El anuncio del presidente de Ecuador, Rafael Correa, de que hubo un segundo sobreviviente de la masacre en Tamaulipas, posibilita un mayor esclarecimiento de lo que sucedió en esta tragedia, insólita incluso a la luz de la violencia alcanzada en México. Como lo dijo un lector de Reforma: no podemos ni imaginarnos el escándalo que con razón armaríamos los mexicanos si mañana acribillaran a 72 mexicanos en el desierto de Arizona. Pero la magnitud del horror no facilita su comprensión. Quizás el sobreviviente hondureño, ya bajo custodia de la PGR de México, o el ecuatoriano ya protegido por su Gobierno en Quito nos den más claves para entender lo que, en parte, es un enigma.
Se entiende que un grupo de criminales arrebate su “mercancía” (migrantes) a otro y busque aprovecharse: sea para reclutarlos como sicarios, para extorsionarlos o para usarlos como “mulas” para llevar droga a EE.UU. Aunque esta afirmación genera dudas: ¿para qué quieren a mujeres embarazadas como sicarios?, ¿qué tipo de red se necesita para lograr la transferencia de fondos del Ecuador a México, o de Honduras a Miami, o de El Salvador a San Francisco para liberar a los migrantes?, ¿qué tan eficaces como “mulas” pueden ser unos aterrados migrantes, fáciles víctimas de la border patrol, la DEA o de las policías locales en EE.UU.?

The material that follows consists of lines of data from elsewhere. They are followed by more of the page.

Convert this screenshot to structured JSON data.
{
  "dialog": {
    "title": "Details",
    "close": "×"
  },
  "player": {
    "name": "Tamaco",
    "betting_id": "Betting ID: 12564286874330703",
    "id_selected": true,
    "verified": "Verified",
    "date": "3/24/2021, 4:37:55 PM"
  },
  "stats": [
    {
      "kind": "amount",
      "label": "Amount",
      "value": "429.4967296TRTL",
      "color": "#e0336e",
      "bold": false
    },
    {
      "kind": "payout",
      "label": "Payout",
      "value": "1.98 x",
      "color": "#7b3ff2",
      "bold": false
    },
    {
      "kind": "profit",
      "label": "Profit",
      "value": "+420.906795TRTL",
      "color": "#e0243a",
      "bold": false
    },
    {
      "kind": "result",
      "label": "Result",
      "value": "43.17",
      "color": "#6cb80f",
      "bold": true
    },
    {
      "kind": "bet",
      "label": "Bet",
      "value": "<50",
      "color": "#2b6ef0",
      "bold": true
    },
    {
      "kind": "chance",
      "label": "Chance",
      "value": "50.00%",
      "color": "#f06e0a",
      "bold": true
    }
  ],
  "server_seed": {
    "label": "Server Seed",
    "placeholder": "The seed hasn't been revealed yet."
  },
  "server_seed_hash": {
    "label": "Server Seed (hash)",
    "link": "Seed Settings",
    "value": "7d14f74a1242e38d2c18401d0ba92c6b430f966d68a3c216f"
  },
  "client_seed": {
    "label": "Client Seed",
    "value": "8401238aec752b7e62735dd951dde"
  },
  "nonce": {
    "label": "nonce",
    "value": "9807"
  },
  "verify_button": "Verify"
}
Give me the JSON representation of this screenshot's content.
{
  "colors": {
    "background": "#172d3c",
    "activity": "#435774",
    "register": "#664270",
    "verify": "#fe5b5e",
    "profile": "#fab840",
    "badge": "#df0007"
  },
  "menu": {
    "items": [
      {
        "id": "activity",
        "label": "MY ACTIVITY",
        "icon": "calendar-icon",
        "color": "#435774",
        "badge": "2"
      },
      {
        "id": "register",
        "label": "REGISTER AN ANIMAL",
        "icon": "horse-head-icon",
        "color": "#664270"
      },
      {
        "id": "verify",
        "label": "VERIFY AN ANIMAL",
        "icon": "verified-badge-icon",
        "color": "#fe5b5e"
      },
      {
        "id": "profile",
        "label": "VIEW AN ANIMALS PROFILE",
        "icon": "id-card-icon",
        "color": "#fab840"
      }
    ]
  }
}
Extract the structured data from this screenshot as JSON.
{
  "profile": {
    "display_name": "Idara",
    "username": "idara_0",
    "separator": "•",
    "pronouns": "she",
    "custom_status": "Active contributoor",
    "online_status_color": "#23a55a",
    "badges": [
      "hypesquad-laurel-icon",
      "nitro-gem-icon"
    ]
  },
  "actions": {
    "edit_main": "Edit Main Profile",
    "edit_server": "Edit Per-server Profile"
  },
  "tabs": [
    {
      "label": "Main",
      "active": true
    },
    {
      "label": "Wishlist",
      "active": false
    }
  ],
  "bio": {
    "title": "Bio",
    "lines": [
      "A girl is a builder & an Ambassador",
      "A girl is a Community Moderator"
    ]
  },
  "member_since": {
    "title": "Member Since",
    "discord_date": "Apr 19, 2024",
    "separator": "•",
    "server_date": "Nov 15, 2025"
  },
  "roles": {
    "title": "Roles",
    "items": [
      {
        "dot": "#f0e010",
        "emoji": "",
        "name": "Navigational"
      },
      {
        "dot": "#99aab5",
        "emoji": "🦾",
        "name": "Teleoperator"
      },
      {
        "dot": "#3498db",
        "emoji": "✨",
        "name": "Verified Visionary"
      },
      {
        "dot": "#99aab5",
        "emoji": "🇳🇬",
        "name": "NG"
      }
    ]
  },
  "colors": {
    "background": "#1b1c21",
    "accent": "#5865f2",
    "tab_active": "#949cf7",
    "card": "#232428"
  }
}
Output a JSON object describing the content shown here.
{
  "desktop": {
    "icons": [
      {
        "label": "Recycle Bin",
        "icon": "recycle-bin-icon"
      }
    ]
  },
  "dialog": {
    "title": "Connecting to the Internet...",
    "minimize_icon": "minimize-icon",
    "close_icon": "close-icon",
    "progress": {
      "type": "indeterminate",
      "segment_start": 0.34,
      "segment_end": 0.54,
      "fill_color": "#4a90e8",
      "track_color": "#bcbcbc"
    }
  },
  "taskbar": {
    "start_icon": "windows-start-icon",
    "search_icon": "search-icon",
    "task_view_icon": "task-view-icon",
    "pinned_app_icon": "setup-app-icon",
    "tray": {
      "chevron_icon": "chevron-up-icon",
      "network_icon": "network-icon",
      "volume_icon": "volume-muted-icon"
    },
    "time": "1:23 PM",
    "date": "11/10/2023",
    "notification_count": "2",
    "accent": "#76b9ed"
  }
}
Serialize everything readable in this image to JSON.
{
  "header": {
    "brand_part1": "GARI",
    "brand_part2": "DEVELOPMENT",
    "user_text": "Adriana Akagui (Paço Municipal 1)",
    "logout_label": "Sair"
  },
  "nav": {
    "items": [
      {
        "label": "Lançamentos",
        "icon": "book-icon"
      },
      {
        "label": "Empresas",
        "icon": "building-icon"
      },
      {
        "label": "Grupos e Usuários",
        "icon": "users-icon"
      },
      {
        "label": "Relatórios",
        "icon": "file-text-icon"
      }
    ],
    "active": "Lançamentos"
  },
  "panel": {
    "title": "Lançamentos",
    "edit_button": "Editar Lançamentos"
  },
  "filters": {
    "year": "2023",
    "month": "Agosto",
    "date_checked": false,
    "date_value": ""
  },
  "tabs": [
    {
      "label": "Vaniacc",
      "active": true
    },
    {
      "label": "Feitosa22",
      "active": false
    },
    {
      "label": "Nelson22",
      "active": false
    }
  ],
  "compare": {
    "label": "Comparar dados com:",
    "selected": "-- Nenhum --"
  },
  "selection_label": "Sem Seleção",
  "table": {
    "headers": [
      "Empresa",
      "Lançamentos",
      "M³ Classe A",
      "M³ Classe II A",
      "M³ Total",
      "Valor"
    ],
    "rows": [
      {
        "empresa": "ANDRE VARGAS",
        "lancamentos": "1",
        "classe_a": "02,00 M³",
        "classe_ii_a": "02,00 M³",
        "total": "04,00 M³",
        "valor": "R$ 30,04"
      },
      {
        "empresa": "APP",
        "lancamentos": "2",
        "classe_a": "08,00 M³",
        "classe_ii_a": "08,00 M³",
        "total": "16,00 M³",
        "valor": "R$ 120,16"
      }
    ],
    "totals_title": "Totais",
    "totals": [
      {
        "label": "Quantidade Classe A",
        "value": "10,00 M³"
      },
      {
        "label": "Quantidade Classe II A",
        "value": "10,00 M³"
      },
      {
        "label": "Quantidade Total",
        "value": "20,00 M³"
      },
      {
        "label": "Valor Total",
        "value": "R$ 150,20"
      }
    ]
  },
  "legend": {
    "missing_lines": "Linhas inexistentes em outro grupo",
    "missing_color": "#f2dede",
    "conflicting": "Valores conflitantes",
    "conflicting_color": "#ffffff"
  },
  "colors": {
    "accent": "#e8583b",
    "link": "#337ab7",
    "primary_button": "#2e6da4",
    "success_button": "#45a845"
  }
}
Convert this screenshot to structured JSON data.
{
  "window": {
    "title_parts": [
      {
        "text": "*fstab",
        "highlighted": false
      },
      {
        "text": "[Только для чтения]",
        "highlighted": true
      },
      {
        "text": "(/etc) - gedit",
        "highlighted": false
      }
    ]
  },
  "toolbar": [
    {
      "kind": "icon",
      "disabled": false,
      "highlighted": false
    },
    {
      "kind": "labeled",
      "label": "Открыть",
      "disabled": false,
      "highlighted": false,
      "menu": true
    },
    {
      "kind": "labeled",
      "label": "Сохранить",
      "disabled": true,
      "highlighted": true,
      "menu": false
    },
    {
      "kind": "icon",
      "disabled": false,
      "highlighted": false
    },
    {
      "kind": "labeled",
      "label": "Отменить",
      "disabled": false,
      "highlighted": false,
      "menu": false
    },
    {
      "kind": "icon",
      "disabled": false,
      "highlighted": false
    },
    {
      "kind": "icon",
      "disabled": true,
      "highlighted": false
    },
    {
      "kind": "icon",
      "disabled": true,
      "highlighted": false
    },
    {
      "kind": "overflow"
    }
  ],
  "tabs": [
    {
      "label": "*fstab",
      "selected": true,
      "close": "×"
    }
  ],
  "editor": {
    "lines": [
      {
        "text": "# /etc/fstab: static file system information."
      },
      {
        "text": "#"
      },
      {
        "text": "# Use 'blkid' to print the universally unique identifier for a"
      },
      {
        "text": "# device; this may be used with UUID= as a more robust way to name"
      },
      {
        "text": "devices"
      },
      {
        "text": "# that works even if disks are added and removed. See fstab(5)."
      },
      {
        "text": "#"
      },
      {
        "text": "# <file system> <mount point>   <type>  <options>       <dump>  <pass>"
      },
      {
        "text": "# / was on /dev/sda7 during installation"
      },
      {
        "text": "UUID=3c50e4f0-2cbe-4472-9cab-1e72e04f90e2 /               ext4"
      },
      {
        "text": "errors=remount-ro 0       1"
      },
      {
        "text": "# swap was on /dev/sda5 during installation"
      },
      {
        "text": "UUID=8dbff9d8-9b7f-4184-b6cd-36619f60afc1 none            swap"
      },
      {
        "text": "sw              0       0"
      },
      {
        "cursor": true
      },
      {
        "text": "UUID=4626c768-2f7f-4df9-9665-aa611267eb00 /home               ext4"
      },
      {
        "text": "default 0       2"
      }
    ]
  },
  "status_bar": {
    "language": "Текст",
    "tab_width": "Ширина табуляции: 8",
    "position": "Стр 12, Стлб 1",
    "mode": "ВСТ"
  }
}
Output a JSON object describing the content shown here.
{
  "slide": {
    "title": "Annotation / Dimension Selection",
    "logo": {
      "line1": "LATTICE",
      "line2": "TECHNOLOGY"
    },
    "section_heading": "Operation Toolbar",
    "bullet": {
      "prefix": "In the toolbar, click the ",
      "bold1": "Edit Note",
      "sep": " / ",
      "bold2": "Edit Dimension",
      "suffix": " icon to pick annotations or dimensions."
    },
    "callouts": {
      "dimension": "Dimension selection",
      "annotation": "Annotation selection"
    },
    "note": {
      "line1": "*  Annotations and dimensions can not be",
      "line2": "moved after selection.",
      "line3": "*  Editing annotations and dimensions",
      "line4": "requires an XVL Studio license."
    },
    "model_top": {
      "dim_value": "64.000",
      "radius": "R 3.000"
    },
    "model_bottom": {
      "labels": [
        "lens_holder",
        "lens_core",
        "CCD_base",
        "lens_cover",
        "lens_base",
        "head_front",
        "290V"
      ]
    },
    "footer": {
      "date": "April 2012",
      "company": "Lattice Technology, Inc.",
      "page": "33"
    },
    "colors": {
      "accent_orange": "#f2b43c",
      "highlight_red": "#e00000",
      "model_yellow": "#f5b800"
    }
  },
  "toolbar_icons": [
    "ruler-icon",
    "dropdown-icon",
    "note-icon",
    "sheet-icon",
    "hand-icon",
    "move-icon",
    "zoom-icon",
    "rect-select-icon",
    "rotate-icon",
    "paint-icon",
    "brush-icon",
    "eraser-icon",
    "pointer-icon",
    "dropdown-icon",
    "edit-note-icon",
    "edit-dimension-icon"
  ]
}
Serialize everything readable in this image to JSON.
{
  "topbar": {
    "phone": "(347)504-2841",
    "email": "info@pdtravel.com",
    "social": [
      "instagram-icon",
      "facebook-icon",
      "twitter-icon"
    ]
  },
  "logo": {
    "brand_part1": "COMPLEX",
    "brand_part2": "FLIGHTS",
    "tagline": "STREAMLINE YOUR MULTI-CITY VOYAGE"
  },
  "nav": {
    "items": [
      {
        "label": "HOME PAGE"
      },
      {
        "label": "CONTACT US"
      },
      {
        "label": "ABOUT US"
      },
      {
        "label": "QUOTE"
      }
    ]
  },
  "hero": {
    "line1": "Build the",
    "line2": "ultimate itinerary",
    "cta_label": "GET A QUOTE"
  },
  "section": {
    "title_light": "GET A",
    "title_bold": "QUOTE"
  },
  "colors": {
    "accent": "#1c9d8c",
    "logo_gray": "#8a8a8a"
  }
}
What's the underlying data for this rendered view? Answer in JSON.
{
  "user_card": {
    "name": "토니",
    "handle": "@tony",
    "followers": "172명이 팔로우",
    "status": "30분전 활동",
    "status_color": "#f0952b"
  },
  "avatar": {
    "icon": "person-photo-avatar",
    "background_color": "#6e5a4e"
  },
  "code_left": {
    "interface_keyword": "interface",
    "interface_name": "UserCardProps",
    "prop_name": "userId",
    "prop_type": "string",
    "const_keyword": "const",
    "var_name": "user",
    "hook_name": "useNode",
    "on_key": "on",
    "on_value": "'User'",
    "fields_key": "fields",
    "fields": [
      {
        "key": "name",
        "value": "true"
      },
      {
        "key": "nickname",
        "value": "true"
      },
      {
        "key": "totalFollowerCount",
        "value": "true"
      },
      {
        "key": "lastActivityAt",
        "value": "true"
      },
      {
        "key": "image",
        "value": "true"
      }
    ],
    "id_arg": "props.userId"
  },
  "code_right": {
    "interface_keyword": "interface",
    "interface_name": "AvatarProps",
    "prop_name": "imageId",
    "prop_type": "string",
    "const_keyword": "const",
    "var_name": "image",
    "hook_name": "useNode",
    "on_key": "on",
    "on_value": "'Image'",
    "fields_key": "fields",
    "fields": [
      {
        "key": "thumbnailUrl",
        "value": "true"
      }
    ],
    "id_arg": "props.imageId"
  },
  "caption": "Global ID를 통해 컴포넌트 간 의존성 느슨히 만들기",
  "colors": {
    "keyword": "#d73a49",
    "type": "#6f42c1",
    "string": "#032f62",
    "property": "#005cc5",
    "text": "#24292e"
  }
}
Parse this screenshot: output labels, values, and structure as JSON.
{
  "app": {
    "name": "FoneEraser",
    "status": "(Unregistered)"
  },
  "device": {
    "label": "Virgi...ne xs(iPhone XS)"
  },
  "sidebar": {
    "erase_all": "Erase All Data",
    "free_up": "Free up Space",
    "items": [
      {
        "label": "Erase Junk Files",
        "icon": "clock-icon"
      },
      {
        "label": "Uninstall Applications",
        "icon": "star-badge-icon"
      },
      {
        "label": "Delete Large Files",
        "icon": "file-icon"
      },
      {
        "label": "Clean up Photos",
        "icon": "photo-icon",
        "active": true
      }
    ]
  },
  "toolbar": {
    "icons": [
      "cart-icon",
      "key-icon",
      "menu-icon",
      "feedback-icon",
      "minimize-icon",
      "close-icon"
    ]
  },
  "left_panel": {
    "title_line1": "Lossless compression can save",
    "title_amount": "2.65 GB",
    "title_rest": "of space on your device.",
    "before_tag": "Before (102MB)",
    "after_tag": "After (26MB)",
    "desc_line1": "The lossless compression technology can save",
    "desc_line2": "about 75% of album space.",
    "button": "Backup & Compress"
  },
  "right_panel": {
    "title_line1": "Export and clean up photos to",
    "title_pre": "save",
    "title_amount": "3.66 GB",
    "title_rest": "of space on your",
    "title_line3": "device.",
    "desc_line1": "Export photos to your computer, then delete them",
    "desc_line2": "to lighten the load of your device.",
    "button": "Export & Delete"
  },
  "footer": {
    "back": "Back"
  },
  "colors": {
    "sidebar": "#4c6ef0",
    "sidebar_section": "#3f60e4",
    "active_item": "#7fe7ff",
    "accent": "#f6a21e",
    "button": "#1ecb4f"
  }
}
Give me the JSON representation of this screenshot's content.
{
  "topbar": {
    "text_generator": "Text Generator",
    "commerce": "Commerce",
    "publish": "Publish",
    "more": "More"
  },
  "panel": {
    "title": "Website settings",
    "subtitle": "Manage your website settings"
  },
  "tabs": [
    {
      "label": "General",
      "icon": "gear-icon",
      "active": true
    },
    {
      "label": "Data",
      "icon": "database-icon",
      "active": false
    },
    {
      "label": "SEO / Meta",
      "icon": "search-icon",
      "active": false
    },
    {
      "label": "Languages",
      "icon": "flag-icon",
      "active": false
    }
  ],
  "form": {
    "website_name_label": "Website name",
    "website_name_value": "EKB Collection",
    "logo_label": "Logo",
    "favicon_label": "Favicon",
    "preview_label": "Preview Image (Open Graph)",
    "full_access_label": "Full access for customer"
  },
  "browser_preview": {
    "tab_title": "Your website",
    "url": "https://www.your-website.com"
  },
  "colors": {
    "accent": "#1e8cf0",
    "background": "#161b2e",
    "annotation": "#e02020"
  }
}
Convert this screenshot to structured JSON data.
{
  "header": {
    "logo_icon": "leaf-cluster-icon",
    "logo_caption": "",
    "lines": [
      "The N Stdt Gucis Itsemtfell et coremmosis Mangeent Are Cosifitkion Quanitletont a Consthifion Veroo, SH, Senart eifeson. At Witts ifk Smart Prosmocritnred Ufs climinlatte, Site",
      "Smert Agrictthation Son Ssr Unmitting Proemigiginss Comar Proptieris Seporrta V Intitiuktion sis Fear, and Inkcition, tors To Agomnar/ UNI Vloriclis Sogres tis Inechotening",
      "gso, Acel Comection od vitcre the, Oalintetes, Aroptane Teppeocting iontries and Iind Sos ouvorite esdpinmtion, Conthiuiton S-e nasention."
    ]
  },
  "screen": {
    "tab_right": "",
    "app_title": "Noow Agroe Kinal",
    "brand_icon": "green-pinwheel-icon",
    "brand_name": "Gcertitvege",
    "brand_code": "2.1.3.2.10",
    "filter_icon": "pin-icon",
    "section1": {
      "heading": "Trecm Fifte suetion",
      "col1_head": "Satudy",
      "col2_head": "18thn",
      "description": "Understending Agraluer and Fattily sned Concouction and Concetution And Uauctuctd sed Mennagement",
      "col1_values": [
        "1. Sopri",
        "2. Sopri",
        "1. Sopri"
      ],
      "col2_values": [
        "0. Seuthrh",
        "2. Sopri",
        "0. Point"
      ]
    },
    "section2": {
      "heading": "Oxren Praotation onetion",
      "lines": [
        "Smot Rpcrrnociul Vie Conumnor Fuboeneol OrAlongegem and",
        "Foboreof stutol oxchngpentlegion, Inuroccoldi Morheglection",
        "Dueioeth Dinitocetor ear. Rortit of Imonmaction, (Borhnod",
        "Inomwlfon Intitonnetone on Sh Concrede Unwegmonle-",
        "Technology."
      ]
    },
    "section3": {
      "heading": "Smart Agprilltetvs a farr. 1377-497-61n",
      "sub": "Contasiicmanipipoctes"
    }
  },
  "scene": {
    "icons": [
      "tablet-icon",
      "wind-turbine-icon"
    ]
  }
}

Pero sobre todo, a menos de que se trate de un escarmiento ante un enemigo de gran calado, parece extraño que la única alternativa de los criminales ante el rechazo de sus víctimas a cooperar sea masacrarlas, a todas. Hay algo en todo esto que no termina de cuadrar. Por eso en El Salvador, algunos analistas ven la marca de la Mara Salvatrucha, en lo sanguinario del caso: no les huele a Zetas o a carteles mexicanos.
Lo que sí cuadra es algo que me aclaró el ex subsecretario de Estado norteamericano para América Latina, Tom Shannon, hace ya 5 años, a propósito del vínculo entre las bandas ciminales y migrantes. Shannon explicaba en una cena que hasta hace pocos años (entonces) los polleros (o coyotes) que ayudaban a pasar a los migrantes eran una especie de sherpas o guías que les ayudaban, no siempre con efectividad y nunca por generosidad, a atravesar el desierto, encontrar transporte después de cruzar y llegar así a su destino. Desde México no se solía pagar mucho más de US$500 para llegar, por ejemplo, a Nueva York; desde Centro América o el Ecuador quizás se pagaban hasta US$2 mil porque los gastos eran más elevados. Pero al empezar a cerrarse la frontera a partir de 2005, y posteriormente (agrego yo) ante la derrota de la reforma migratoria integral en 2006 y 2007, y ahora ante la pasividad de Obama al respecto, se ha vuelto mucho más difícil entrar a los Estados Unidos sin papeles, pero no imposible: sólo más caro. Al aumentar el riesgo, sube el precio; al incrementarse este, el negocio se vuelve más jugoso. Y al transformarse en un negocio mucho más atractivo, atrae a más y mayores criminales. Es exactamente el mismo fenómeno que sucede con el narco, según mi amigo y también ex comandante guerrillero salvadoreño Facundo Guardado, que a diferencia de su ex colega Joaquín Villalobos, cree que la persecución del narco sólo vuelve más atractivo ese negocio y más gente quiere participar.
Cuando el negocio de pollero o coyote se torna hiperlucrativo, las bandas de criminales no sólo lo quieren, sino que pelean por las rutas, los puntos de entrada y de salida, el transporte y la corrupción de las autoridades mexicanas y norteamericanas. De una manera u otra, seguramente en este proceso yace la explicación de la masacre de San Fernando.
La culpa es de muchos: de los países expulsores incapaces de darle empleo a su gente; las autoridades mexicanas que han descuidado la frontera sur y la migración interna desde hace años; pero más que nadie lo es de los Estados Unidos, que al negarse a adaptar sus leyes a la realidad, sólo transforman para mal esa realidad: en el horror.
(Tomado de El Periódico/Guatemala. El autor es ex-canciller de México.)